TÜRKİYE DÜNYA İLE ARAMIZDA BİR ARACI
Peki başarılı yayımcı Türk Edebiyatı hakkında ne düşünüyordu? “Türkiye’ye ikinci gelişim ve burayı seviyorum. Türkiye’deki pazarla beş yıldır çalışıyorum. Burası gelenekselden gelişen bir market. Bölgedeki en büyük market bizim için Türkiye. Ayrıca ülkelerimizin ilişkileri de genelde iyi. Türkiye Asya ile Avrupa’yı birbirine bağlıyor. Bu da bizim çok önemli. Edebiyat konusunda da bir transit işlevi görüyor. Dünyadaki diğer ülkelere baktığımız zaman Türkiye bize daha yakın. Türkiye ile benzer tarzda işler yapıyoruz.”
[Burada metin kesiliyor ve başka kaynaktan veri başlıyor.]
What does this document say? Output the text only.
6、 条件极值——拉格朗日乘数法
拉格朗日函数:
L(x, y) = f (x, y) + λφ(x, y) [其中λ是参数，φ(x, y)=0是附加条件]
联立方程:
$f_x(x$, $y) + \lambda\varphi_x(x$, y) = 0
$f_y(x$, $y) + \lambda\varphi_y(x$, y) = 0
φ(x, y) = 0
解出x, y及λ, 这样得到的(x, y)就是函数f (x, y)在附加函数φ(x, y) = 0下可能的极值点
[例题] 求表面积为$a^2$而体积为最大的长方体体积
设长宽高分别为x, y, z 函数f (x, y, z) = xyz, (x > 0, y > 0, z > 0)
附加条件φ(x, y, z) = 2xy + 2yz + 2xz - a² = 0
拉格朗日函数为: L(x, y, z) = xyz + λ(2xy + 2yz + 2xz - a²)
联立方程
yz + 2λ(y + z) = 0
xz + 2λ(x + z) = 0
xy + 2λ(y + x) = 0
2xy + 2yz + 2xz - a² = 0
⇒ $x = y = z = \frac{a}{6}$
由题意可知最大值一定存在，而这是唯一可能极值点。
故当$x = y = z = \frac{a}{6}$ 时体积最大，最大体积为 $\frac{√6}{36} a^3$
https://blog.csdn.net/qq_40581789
Dünyada zaman zaman oluşan edebiyat trendleri hakkında ise şunu söylüyor Coates: “Trendler her zaman gelip geçici. Her şey her an moda olabilir. Ama bazı sabit şeyler vardır ve insanlar eninde sonunda oraya döner. Çünkü esas olan konu kalıcıdır ve okuyucu onu ister. İnsanlar yeni sesler ve konular arıyorlar. Ama çerçeve hep sabit.” Coates Türk yazarlara da sohbetimizin sonunda şunları söylüyor: “Yazarlar konfor alanının dışına çıkmalı ve risk almalı. Kendinizi akışa kaptırmayın. Kitaptan fazlasını almalı ve anlamalıyız. İçinde şimdi olmayan bir hikâye önemli olmuyor. İçinde şimdi olmalı. Türkiye tarihinde seni etkileyen bir şey yazdığın zaman bu başkasını da etkileyebilir. Yazarlar bir kitapla yeni bir tartışma da yaratabilirler.”